My poor, splinted-up, Day... zoned and woozy still from the sedative.

This just sucks..... like, SO bad.......


Now I know I am not a Veterinarian but I know my boys and I know when something is wrong with them... but the fact that I questioned the initial diagnosis and asked for an x-ray over and again should NOT have been dismissed so carelessly. Day’s poor ankle break is on the front part of his ankle... the break, fortunately did not snap right through the entire bone but along with the main fracture he also had a chip fracture occur where a chunk of bone broke off at the front. From the type of break he has it appears he likely broke it with a wonky jump-landing while playing. Day is a WILD zoomie-Greyhound when it comes to playtime and often gets so zoned and focused that I have to corral, catch and hold him tight to help him stop when he can’t stop himself... sometimes its scary to see him zone out like that, his eyes go wild, his whole body quakes and he just circles and circles and circles at warp-speed as though he is running for his life. Surgery was an option for a few minutes but because of where the break sits directly between two close joints putting screws in would definitely cause more chipping and breaks to happen. Instead, he is splinted and will need to have splint changes every four days while being on absolute bed rest until he heals. Because of his body’s healing issues and skin sensitivities she doesn’t feel he won’t suffer with complications of a hard cast so splinting is his safest option of keeping his ankle immobilized to begin healing. Well, to begin the healing that should have started eleven days ago when I first called and asked for an x-ray.

Believe me when I tell you that this is a HARD on my heart lesson I am sharing in my own personal downfall of now discovering I am the awfullest mama ever... I have been streaming tears of guilt and regret since getting my poor Day home and settled into a comfortable sleep. We are on the search for another Veterinary clinic but just helping Day heal well from his poor broken ankle is all I will be having time to concentrate on for the next while... and then the Vet interviews will begin.

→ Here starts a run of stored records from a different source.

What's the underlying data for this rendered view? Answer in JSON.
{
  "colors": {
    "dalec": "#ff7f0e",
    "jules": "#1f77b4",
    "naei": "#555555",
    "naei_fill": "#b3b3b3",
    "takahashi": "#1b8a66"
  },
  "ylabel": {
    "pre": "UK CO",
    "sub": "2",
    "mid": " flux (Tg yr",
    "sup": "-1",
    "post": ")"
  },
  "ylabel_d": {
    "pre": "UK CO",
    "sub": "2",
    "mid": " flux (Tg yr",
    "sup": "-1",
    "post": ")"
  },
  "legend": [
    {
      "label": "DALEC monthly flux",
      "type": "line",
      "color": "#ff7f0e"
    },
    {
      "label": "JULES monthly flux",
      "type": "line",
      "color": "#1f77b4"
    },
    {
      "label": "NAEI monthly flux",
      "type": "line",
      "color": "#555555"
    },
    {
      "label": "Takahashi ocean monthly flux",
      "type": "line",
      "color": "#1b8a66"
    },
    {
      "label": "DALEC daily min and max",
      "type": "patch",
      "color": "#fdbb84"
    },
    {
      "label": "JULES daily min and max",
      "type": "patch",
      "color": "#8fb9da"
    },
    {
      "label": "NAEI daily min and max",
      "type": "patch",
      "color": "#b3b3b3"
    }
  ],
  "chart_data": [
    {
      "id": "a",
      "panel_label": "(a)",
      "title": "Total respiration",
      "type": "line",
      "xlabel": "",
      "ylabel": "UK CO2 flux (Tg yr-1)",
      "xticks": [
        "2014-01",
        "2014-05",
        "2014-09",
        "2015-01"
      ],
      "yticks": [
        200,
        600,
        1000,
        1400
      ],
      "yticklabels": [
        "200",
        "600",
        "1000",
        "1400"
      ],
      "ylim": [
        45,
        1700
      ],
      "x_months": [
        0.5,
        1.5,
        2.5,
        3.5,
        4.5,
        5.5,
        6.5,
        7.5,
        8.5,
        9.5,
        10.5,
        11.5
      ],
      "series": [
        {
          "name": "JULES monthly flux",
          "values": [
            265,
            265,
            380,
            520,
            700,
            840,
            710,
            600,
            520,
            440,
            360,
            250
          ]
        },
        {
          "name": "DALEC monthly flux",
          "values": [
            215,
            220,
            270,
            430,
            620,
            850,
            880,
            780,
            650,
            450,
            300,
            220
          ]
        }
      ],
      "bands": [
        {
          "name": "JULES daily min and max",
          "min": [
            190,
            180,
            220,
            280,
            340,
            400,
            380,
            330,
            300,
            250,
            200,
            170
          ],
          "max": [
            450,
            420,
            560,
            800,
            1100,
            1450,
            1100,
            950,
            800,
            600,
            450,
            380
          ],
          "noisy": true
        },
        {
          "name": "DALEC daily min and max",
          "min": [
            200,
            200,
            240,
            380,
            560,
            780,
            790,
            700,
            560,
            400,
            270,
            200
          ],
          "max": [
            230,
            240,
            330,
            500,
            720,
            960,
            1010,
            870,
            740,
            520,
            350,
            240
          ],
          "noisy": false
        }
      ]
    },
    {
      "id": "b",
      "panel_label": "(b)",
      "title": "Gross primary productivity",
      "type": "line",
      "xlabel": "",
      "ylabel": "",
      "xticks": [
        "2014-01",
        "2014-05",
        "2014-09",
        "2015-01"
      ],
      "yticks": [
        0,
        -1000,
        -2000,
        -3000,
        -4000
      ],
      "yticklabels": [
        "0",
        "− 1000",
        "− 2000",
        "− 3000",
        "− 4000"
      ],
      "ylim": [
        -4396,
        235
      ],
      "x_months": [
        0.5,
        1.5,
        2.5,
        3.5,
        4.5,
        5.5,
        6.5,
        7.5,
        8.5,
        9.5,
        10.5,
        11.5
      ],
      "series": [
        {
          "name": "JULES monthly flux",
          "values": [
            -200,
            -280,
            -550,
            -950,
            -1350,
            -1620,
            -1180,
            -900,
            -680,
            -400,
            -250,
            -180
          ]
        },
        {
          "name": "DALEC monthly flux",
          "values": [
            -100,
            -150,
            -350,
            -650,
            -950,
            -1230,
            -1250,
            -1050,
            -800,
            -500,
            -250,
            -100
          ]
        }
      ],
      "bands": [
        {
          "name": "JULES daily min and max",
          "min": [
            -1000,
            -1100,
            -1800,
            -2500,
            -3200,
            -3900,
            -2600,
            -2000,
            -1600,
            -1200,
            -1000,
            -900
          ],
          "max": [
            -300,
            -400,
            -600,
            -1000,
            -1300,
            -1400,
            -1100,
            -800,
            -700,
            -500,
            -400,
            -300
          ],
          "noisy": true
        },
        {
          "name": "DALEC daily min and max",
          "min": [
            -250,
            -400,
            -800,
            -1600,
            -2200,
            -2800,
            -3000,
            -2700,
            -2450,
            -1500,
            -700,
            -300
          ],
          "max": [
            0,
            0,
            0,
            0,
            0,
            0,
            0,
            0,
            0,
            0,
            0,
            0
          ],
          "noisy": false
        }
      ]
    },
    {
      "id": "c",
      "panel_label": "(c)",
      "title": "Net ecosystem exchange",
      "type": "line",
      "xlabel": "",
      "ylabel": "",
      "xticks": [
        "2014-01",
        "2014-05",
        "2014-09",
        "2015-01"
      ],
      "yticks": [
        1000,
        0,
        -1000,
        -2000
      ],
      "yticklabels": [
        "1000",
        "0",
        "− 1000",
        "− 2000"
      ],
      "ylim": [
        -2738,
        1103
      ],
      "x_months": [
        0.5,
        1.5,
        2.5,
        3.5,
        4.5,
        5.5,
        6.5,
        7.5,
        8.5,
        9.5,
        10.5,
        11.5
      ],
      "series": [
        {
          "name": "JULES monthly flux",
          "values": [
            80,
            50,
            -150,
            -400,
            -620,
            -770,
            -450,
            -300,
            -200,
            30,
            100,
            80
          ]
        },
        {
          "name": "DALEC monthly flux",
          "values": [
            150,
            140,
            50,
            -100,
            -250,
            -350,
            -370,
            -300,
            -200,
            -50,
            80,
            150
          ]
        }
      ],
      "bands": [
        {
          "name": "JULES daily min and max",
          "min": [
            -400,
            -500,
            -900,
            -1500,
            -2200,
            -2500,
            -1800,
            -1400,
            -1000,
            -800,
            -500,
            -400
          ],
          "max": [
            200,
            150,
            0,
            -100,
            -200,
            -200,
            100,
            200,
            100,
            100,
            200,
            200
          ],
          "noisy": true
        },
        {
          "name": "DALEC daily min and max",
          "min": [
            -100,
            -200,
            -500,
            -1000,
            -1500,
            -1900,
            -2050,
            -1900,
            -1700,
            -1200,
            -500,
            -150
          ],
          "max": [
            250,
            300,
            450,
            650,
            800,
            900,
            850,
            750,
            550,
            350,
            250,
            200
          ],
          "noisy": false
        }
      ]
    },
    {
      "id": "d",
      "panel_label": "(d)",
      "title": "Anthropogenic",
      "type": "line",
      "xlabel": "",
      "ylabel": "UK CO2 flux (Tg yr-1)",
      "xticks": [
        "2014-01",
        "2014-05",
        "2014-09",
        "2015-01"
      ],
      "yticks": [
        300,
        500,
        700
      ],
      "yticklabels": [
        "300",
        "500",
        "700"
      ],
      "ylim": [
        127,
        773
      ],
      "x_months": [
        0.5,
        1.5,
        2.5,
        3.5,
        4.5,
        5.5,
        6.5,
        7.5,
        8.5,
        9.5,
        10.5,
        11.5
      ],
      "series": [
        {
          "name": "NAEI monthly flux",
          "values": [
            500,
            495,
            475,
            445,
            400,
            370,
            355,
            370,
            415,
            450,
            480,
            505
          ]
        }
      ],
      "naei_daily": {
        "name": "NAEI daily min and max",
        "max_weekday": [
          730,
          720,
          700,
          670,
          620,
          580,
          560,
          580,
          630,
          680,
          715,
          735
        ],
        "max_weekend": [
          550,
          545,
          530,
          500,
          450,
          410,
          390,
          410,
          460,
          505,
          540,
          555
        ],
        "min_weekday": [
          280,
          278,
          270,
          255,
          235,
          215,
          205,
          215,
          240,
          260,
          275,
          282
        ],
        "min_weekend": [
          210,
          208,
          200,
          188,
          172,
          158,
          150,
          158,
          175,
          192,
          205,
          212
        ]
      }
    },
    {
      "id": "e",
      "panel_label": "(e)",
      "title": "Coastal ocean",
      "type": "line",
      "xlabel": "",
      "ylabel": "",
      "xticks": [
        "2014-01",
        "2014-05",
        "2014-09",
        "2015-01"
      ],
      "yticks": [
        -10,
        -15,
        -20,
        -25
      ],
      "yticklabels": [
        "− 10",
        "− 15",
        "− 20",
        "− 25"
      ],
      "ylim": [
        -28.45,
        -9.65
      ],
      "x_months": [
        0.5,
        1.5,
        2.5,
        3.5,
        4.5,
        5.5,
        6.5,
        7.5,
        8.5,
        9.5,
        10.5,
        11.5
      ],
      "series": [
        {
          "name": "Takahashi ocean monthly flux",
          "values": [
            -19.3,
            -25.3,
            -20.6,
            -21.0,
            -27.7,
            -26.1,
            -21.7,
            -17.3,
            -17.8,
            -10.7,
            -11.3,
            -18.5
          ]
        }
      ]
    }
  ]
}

So, why am I sharing this rambling rant that makes me seem like an angry complainer? Because I want others to learn from my mistake! When you know in your heart that something is wrong... do NOT defer to so-called ‘authority’ as I did. Don’t be afraid to be ‘the bitch’ in order to make happen what should happen. I should not have had to fight for a simple x-ray. And my Day should not have gone though almost two full weeks of pain and hobbling to finally be diagnosed. I am always going to keep this mistake of mine in my back pocket and I hope that anyone reading it will, too. I hope that nothing is ever again wrong with either of my boys but if it is, you can bet I will not be pushed aside in my concerns again. Sure, mistakes happen but negligence due to overbooking shouldn’t.